Increased risk of stroke with increased nonfasting triglyceride levels


Increased risk of stroke with increased nonfasting triglyceride levels

In addition to being associated with increased risk of heart attack, elevated nonfasting levels of triglycerides appear to be associated with increased risk of ischemic stroke, according to a study released on November 12, 2008 in JAMA.

Elevated levels of nonfasting triglycerides indicate that remnant lipoproteins, which remain after metabolism and storage, are present. Previously, it has been shows that elevated levels of these substances are associated with an increased risk of ischemic heart disease.

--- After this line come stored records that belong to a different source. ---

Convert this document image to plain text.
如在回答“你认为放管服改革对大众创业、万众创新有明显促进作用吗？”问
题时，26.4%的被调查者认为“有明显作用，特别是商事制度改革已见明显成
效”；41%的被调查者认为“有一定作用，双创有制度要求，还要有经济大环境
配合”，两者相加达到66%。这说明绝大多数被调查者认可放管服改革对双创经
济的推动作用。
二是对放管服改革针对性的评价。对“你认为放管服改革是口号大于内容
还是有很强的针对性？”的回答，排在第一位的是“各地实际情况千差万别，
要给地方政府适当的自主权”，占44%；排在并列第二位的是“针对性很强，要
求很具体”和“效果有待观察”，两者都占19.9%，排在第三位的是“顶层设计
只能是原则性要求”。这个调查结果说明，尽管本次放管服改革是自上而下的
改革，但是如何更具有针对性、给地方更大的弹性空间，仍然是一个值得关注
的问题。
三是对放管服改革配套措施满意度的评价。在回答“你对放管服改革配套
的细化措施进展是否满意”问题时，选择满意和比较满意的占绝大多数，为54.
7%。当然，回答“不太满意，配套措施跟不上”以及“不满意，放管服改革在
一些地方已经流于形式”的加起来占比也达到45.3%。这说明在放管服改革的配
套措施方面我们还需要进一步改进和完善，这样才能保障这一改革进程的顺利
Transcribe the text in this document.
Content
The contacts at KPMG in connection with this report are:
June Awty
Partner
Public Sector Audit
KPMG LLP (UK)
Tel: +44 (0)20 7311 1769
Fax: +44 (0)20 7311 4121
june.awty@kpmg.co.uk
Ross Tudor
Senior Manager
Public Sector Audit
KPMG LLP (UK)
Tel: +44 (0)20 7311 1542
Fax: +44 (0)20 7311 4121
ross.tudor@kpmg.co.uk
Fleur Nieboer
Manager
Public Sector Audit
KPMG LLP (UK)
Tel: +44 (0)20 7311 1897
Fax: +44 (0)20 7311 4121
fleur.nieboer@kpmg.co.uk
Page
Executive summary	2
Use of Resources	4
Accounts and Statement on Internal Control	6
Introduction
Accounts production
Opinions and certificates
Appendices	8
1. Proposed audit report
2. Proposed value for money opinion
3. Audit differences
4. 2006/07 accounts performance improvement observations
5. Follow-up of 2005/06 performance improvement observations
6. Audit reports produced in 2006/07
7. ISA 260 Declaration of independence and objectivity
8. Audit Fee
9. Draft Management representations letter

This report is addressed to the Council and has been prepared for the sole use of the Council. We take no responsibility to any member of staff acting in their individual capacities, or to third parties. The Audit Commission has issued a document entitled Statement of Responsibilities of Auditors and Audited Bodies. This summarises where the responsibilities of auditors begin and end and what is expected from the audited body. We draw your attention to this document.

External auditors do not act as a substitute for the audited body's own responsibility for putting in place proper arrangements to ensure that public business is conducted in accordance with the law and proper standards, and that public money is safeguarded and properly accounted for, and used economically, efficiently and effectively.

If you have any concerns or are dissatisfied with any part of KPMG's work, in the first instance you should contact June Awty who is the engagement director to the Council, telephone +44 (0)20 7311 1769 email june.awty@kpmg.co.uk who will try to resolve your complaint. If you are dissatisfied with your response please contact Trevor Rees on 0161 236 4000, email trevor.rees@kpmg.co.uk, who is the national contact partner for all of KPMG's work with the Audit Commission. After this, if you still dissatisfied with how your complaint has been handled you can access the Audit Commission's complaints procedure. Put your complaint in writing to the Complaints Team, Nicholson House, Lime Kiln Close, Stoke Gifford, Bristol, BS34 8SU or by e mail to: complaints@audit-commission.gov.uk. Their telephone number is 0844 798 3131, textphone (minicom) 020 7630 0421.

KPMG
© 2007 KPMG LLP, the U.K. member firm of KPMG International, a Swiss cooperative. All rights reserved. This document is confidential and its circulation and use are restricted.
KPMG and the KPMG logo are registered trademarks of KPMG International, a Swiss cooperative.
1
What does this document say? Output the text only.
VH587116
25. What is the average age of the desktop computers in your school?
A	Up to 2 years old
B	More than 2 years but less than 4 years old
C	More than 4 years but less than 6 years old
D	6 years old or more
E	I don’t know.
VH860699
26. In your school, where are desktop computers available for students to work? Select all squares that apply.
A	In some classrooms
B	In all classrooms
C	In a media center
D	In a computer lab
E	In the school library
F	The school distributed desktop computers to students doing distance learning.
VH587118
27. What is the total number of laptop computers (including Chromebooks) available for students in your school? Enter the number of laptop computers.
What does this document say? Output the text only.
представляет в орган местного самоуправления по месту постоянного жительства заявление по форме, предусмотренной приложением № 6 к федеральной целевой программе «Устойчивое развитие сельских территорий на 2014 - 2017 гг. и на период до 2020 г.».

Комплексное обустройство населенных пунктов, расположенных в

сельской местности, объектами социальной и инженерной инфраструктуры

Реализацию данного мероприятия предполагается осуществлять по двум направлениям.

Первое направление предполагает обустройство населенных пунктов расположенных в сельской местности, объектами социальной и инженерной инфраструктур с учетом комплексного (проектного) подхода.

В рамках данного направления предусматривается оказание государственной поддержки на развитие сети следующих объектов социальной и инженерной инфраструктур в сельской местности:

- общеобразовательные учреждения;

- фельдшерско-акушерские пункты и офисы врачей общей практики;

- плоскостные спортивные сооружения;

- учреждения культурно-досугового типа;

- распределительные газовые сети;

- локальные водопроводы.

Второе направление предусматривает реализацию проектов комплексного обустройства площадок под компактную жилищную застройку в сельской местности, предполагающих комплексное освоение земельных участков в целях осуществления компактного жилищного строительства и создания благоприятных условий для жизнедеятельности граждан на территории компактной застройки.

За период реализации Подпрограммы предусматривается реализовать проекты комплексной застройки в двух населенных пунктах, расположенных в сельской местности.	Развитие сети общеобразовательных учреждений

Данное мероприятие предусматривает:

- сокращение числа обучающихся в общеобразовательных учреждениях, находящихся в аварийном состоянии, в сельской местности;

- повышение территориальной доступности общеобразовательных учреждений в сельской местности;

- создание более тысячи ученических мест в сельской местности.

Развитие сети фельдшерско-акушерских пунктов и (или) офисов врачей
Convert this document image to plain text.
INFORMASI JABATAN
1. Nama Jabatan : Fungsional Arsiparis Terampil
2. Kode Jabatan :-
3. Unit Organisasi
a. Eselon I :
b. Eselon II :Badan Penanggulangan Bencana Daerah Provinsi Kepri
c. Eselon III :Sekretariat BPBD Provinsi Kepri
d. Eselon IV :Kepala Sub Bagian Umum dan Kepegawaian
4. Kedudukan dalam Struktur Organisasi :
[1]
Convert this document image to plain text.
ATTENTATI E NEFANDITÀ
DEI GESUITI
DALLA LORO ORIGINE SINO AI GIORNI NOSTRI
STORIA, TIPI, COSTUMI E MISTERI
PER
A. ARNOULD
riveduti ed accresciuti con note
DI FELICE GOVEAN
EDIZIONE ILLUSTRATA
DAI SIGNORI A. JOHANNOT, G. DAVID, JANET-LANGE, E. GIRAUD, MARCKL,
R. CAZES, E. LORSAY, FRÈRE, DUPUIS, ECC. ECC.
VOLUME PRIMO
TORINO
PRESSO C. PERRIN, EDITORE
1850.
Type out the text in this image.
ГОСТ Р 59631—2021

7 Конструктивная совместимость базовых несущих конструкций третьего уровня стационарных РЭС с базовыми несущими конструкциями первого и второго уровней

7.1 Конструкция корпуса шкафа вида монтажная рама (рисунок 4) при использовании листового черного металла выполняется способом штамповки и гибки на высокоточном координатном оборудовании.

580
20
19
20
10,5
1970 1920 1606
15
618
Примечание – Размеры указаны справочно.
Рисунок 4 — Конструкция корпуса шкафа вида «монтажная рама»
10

The authors of the study thus propose: "It is therefore possible that nonfasting triglyceride levels are also associated with increased risk of ischemic stroke." The continue, describing a major aspect of these previous studies: "Triglyceride levels are usually measured after an 8- to 12-hour fast, thus excluding most remnant lipoproteins; however, except for a few hours before breakfast, most individuals are in the nonfasting state most of the time. Therefore, by mainly studying fasting rather than nonfasting triglyceride levels, several previous studies may have missed an association between triglycerides and ischemic stroke."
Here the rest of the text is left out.